Halina szeroko otworzyła oczy. Nie spodziewała się takiego ciosu. Wciąż boleśnie odczuwała brak Witolda, czasem choćby płakała w nocy.

— No, chodziło mi… — zmieszał się syn. — Przecież sama nie dasz rady utrzymać tego domu.

Zapadła cisza. Halina nagle zrozumiała: syn i synowa wyssą z niej wszystkie soki. A co z nią będzie, gdy odda pokój, domek, mieszkanie?

Pewnie nic dobrego. Wiktor dalej będzie rozdawać to, na co inni pracowali do upadłego. A jej pozostanie tylko znosić.

Nie, trzeba to przerwać.

— Macie trzy dni, żeby się wynieść — powiedziała z lodowatym spokojem. — Gdzie chcecie. Z waszą ciążą, łóżeczkiem i kredytem. Wystarczy.

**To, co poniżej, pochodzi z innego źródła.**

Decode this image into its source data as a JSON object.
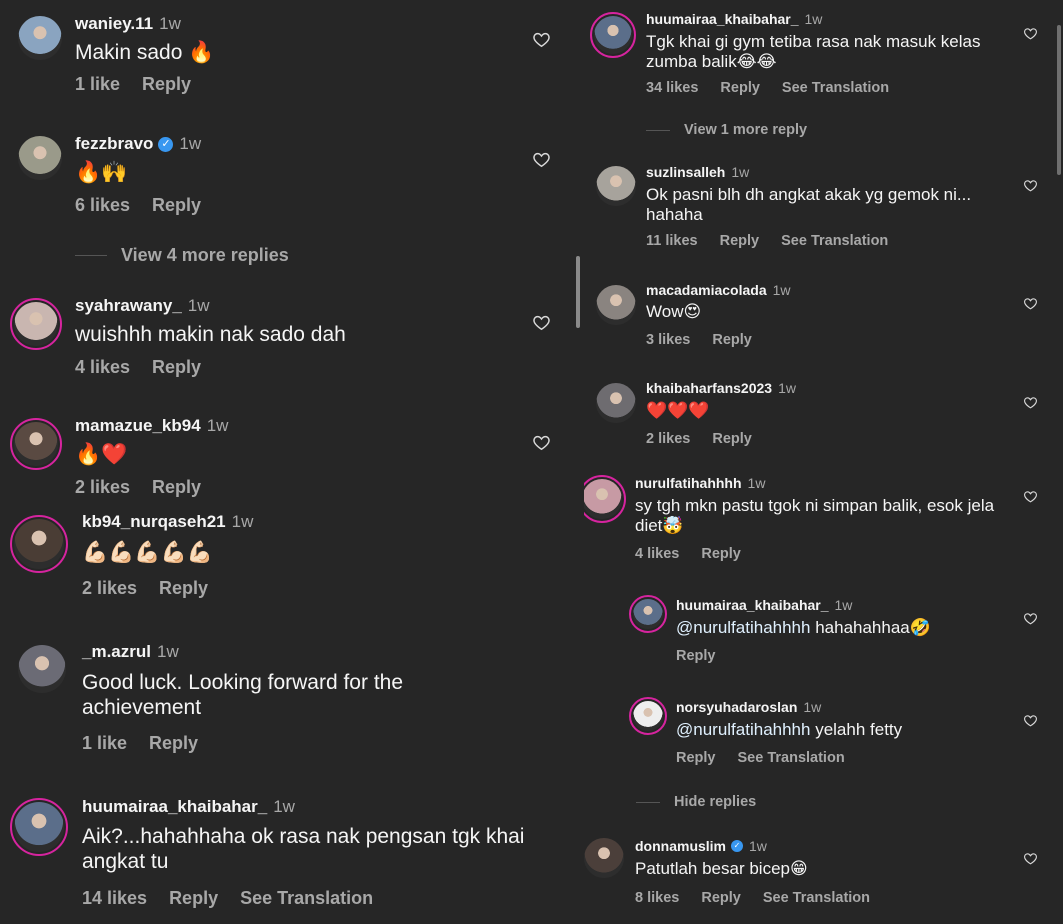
{
  "left_comments": [
    {
      "username": "waniey.11",
      "time": "1w",
      "verified": false,
      "text": "Makin sado 🔥",
      "likes": "1 like",
      "reply": "Reply",
      "translate": "",
      "avatar_color": "#8aa4c0"
    },
    {
      "username": "fezzbravo",
      "time": "1w",
      "verified": true,
      "text": "🔥🙌",
      "likes": "6 likes",
      "reply": "Reply",
      "translate": "",
      "avatar_color": "#9a9a8a"
    },
    {
      "username": "syahrawany_",
      "time": "1w",
      "verified": false,
      "text": "wuishhh makin nak sado dah",
      "likes": "4 likes",
      "reply": "Reply",
      "translate": "",
      "avatar_color": "#c9b6b0"
    },
    {
      "username": "mamazue_kb94",
      "time": "1w",
      "verified": false,
      "text": "🔥❤️",
      "likes": "2 likes",
      "reply": "Reply",
      "translate": "",
      "avatar_color": "#5a4a42"
    },
    {
      "username": "kb94_nurqaseh21",
      "time": "1w",
      "verified": false,
      "text": "💪🏻💪🏻💪🏻💪🏻💪🏻",
      "likes": "2 likes",
      "reply": "Reply",
      "translate": "",
      "avatar_color": "#4a3d35"
    },
    {
      "username": "_m.azrul",
      "time": "1w",
      "verified": false,
      "text": "Good luck. Looking forward for the achievement",
      "likes": "1 like",
      "reply": "Reply",
      "translate": "",
      "avatar_color": "#6b6b75"
    },
    {
      "username": "huumairaa_khaibahar_",
      "time": "1w",
      "verified": false,
      "text": "Aik?...hahahhaha ok rasa nak pengsan tgk khai angkat tu",
      "likes": "14 likes",
      "reply": "Reply",
      "translate": "See Translation",
      "avatar_color": "#5b6e8a"
    }
  ],
  "left_view_more": "View 4 more replies",
  "right_comments": [
    {
      "username": "huumairaa_khaibahar_",
      "time": "1w",
      "verified": false,
      "text": "Tgk khai gi gym tetiba rasa nak masuk kelas zumba balik😂😂",
      "likes": "34 likes",
      "reply": "Reply",
      "translate": "See Translation",
      "avatar_color": "#5b6e8a"
    },
    {
      "username": "suzlinsalleh",
      "time": "1w",
      "verified": false,
      "text": "Ok pasni blh dh angkat akak yg gemok ni... hahaha",
      "likes": "11 likes",
      "reply": "Reply",
      "translate": "See Translation",
      "avatar_color": "#a7a39c"
    },
    {
      "username": "macadamiacolada",
      "time": "1w",
      "verified": false,
      "text": "Wow😍",
      "likes": "3 likes",
      "reply": "Reply",
      "translate": "",
      "avatar_color": "#8a8480"
    },
    {
      "username": "khaibaharfans2023",
      "time": "1w",
      "verified": false,
      "text": "❤️❤️❤️",
      "likes": "2 likes",
      "reply": "Reply",
      "translate": "",
      "avatar_color": "#6e6c70"
    },
    {
      "username": "nurulfatihahhhh",
      "time": "1w",
      "verified": false,
      "text": "sy tgh mkn pastu tgok ni simpan balik, esok jela diet🤯",
      "likes": "4 likes",
      "reply": "Reply",
      "translate": "",
      "avatar_color": "#c79aa4"
    },
    {
      "username": "huumairaa_khaibahar_",
      "time": "1w",
      "verified": false,
      "mention": "@nurulfatihahhhh",
      "text": "hahahahhaa🤣",
      "likes": "",
      "reply": "Reply",
      "translate": "",
      "avatar_color": "#5b6e8a"
    },
    {
      "username": "norsyuhadaroslan",
      "time": "1w",
      "verified": false,
      "mention": "@nurulfatihahhhh",
      "text": "yelahh fetty",
      "likes": "",
      "reply": "Reply",
      "translate": "See Translation",
      "avatar_color": "#eeeeee"
    },
    {
      "username": "donnamuslim",
      "time": "1w",
      "verified": true,
      "text": "Patutlah besar bicep😁",
      "likes": "8 likes",
      "reply": "Reply",
      "translate": "See Translation",
      "avatar_color": "#4b3f3a"
    }
  ],
  "right_view_more": "View 1 more reply",
  "right_hide_replies": "Hide replies",
  "colors": {
    "background": "#262626",
    "secondary_text": "#a8a8a8",
    "verified": "#3897f0",
    "story_ring": "#d6249f"
  }
}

Zrobiło się cicho. Bardzo cicho. Przez cały następny miesiąc Halina nie dostała od nich choćby SMS-a.

Zaczęła lepiej spać. Rano nie słychać było plusku wody, trzaskania szafek, nie płynęły wieczne pretensje Kingi o kolejną zgubioną rzecz.

Ale budziła się ciężej.

Na kuchni było dziwnie pusto. Mleko się psuło, bo nikt go nie pił. Nie trzeba było codziennie gotować obiadu. Telewizor stał wyłączony całymi dniami.

W każdy piątek jechała do domku. ŚniegŚnieg jeszcze leżał, ale słońce już ogrzewało ziemię, a w sercu Haliny powoli topniał lód, gdy patrzyła na kwitnącą jabłoń, którą niegdyś tak kochał Witold.